1. Field of the Invention
The present invention relates to a display panel and manufacturing method thereof. More particularly, the present invention relates to a high reliability liquid crystal display panel and manufacturing method thereof.
2. Description of Related Art
With the rapid development of multi-media systems, image data is mostly transmitted in a digital format through a network rather than in an analogue format through a cable. To match the life style of modern people, lighter and compact video or image display devices are also being designed. Although the conventional cathode ray tube (CRT) has high display quality and relatively low production cost, the electron gun inside the CRT not only produces hazardous radiation but also renders it bulky.
With recent advance in opto-electronic fabricating techniques and the maturity of semiconductor manufacturing processes, the development of flat panel display devices has to proceed quite rapidly. In particular, liquid crystal displays (LCD) have gradually replaced the conventional CRT and have become the mainstream display product due to its low operating voltage, radiation-free illumination, lightness and small volume occupancy.
A liquid crystal display (LCD) mainly comprises a liquid crystal display panel and a back light module. The liquid crystal display panel further comprises a color filter substrate, an active device array substrate and a liquid crystal layer sandwiched between the two substrates. The back light module provides a surface light source necessary for the liquid crystal display panel for displaying images. To maintain a fixed distance of separation between the color filter substrate and the active device array substrate after assembling the liquid crystal display panel, a plurality of spacers are often disposed between the color filter substrate and the active device array substrate.
FIG. 1 is a schematic cross-sectional view of the structure of a conventional liquid crystal display panel. As shown in FIG. 1, the liquid crystal display panel 100 mainly comprises a color filter substrate 110, a thin film transistor array substrate 120, a liquid crystal layer 130, a sealant 140 and a plurality of spacers 150. The sealant 140 is located on the periphery of the color filter substrate 100 and the thin film transistor array substrate 120 and connected the color filter substrate 100 and the thin film transistor array substrate 120 together. The liquid crystal layer 130 completely fills the space bounded by the color filter substrate 110, the thin film transistor array substrate 120 and the sealant 140. In addition, the spacers 150 are ball spacers disposed between the color filter substrate 110 and the thin film transistor array substrate 120 so that the two substrates are set at a fixed distance apart.

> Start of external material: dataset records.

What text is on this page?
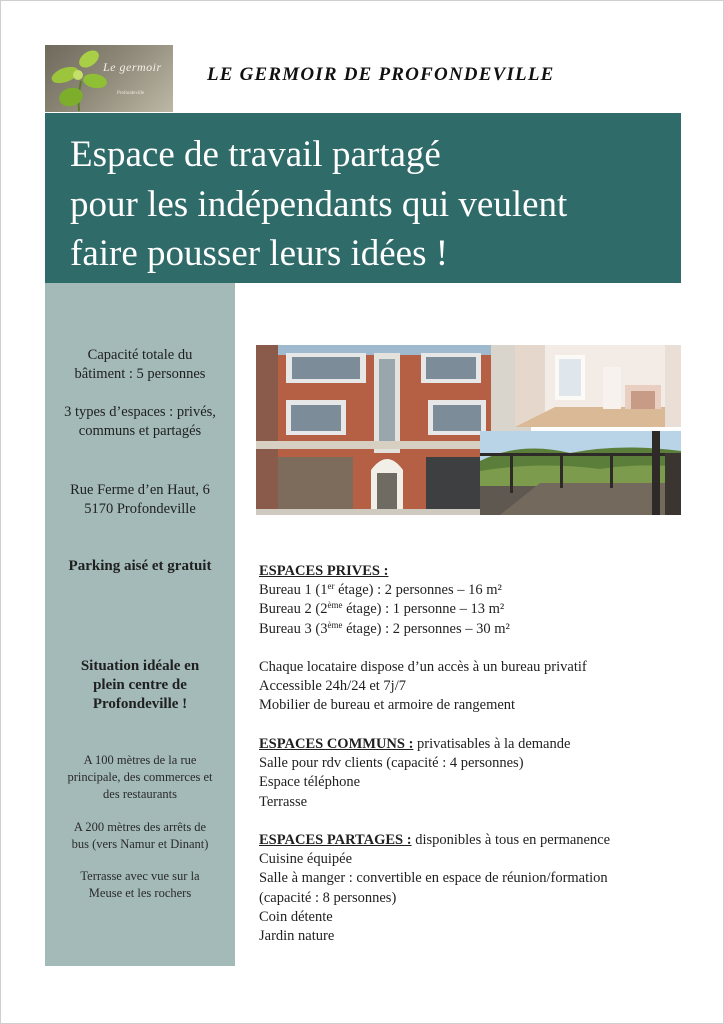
Le germoir
Profondeville
LE GERMOIR DE PROFONDEVILLE
Espace de travail partagé
pour les indépendants qui veulent
faire pousser leurs idées !
Capacité totale du
bâtiment : 5 personnes
3 types d’espaces : privés,
communs et partagés
Rue Ferme d’en Haut, 6
5170 Profondeville
Parking aisé et gratuit
Situation idéale en
plein centre de
Profondeville !
A 100 mètres de la rue
principale, des commerces et
des restaurants
A 200 mètres des arrêts de
bus (vers Namur et Dinant)
Terrasse avec vue sur la
Meuse et les rochers
ESPACES PRIVES :
Bureau 1 (1er étage) : 2 personnes – 16 m²
Bureau 2 (2ème étage) : 1 personne – 13 m²
Bureau 3 (3ème étage) : 2 personnes – 30 m²
Chaque locataire dispose d’un accès à un bureau privatif
Accessible 24h/24 et 7j/7
Mobilier de bureau et armoire de rangement
ESPACES COMMUNS : privatisables à la demande
Salle pour rdv clients (capacité : 4 personnes)
Espace téléphone
Terrasse
ESPACES PARTAGES : disponibles à tous en permanence
Cuisine équipée
Salle à manger : convertible en espace de réunion/formation
(capacité : 8 personnes)
Coin détente
Jardin nature
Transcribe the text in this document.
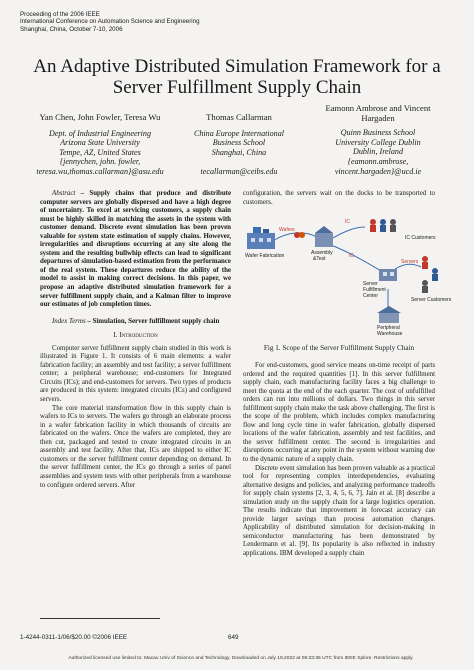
Proceeding of the 2006 IEEE
International Conference on Automation Science and Engineering
Shanghai, China, October 7-10, 2006
An Adaptive Distributed Simulation Framework for a
Server Fulfillment Supply Chain
Yan Chen, John Fowler, Teresa Wu
Dept. of Industrial Engineering
Arizona State University
Tempe, AZ, United States
{jennychen, john. fowler,
teresa.wu,thomas.callarman}@asu.edu
Thomas Callarman
China Europe International
Business School
Shanghai, China
tecallarman@ceibs.edu
Eamonn Ambrose and Vincent
Hargaden
Quinn Business School
University College Dublin
Dublin, Ireland
{eamonn.ambrose,
vincent.hargaden}@ucd.ie

Abstract – Supply chains that produce and distribute computer servers are globally dispersed and have a high degree of uncertainty. To excel at servicing customers, a supply chain must be highly skilled in matching the assets in the system with customer demand. Discrete event simulation has been proven valuable for system state estimation of supply chains. However, irregularities and disruptions occurring at any site along the system and the resulting bullwhip effects can lead to significant departures of simulation-based estimation from the performance of the real system. These departures reduce the ability of the model to assist in making correct decisions. In this paper, we propose an adaptive distributed simulation framework for a server fulfillment supply chain, and a Kalman filter to improve our estimates of job completion times.

Index Terms – Simulation, Server fulfillment supply chain

I. Introduction

Computer server fulfillment supply chain studied in this work is illustrated in Figure 1. It consists of 6 main elements: a wafer fabrication facility; an assembly and test facility; a server fulfillment center; a peripheral warehouse; end-customers for Integrated Circuits (ICs); and end-customers for servers. Two types of products are produced in this system: integrated circuits (ICs) and configured servers.

The core material transformation flow in this supply chain is wafers to ICs to servers. The wafers go through an elaborate process in a wafer fabrication facility in which thousands of circuits are fabricated on the wafers. Once the wafers are completed, they are then cut, packaged and tested to create integrated circuits in an assembly and test facility. After that, ICs are shipped to either IC customers or the server fulfillment center depending on demand. In the server fulfillment center, the ICs go through a series of panel assemblies and system tests with other peripherals from a warehouse to configure ordered servers. After

configuration, the servers wait on the docks to be transported to customers.

Wafer Fabrication
Wafers
Assembly
&Test
IC
IC
IC Customers
Server
Fulfillment
Center
Servers
Server Customers
Peripheral
Warehouse
Fig 1. Scope of the Server Fulfillment Supply Chain

For end-customers, good service means on-time receipt of parts ordered and the required quantities [1]. In this server fulfillment supply chain, each manufacturing facility faces a big challenge to meet the quota at the end of the each quarter. The cost of unfulfilled orders can run into millions of dollars. Two things in this server fulfillment supply chain make the task above challenging. The first is the scope of the problem, which includes complex manufacturing flow and long cycle time in wafer fabrication, globally dispersed locations of the wafer fabrication, assembly and test facilities, and the server fulfillment center. The second is irregularities and disruptions occurring at any point in the system without warning due to the dynamic nature of a supply chain.

Discrete event simulation has been proven valuable as a practical tool for representing complex interdependencies, evaluating alternative designs and policies, and analyzing performance tradeoffs for supply chain systems [2, 3, 4, 5, 6, 7]. Jain et al. [8] describe a simulation study on the supply chain for a large logistics operation. The results indicate that improvement in forecast accuracy can provide larger savings than process automation changes. Applicability of distributed simulation for decision-making in semiconductor manufacturing has been demonstrated by Lendermann et al. [9]. Its popularity is also reflected in industry applications. IBM developed a supply chain

1-4244-0311-1/06/$20.00 ©2006 IEEE	649
Authorized licensed use limited to: Macau Univ of Science and Technology. Downloaded on July 19,2022 at 05:33:36 UTC from IEEE Xplore. Restrictions apply.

However, these ball spacers 150 within the liquid crystal display panel tend to gather in one place when the liquid crystal display panel is shake. Therefore, the twisting of the liquid crystal molecules near the collection of ball spacers 150 is reduced in the presence of an electric field in the usual manner leading to the so-called ‘spacer leakage’.
To reduce the aforementioned problem, a spacer on color filter (SOC) technique has been developed. In this technique, a plurality of spacers made from an organic photosensitive material is formed on the black matrix of a color filter substrate. Therefore, after joining the color filter substrate and the thin film transistor array substrate, the spacers will be disposed on top of the scan line, common line or data line of the thin film transistor array substrate.
It should be noted that the size and function of a liquid crystal display panel continues to expand because this is the trend. For example, liquid crystal televisions having an associated speaker or other wide display devices are quite common. Because of the weight of a large substrate and the acoustic vibration produced by the speaker, the color filter substrate and the thin film transistor array substrate may separate from each other once the sealant reaches an aging or fatigue limit or the spacers are uneven. This often leads to an abnormal display or a premature failure. Although the problem can be ameliorated by increasing the width of the sealant so that the upper and lower substrate are more firmly sealed together, the additional width in the sealant often inconveniences production (coating and hardening) and panel edge narrowing.
In view of the problems, methods of improving the reliability and increasing the size of a liquid crystal display panel are critical for expanding the market share in display products.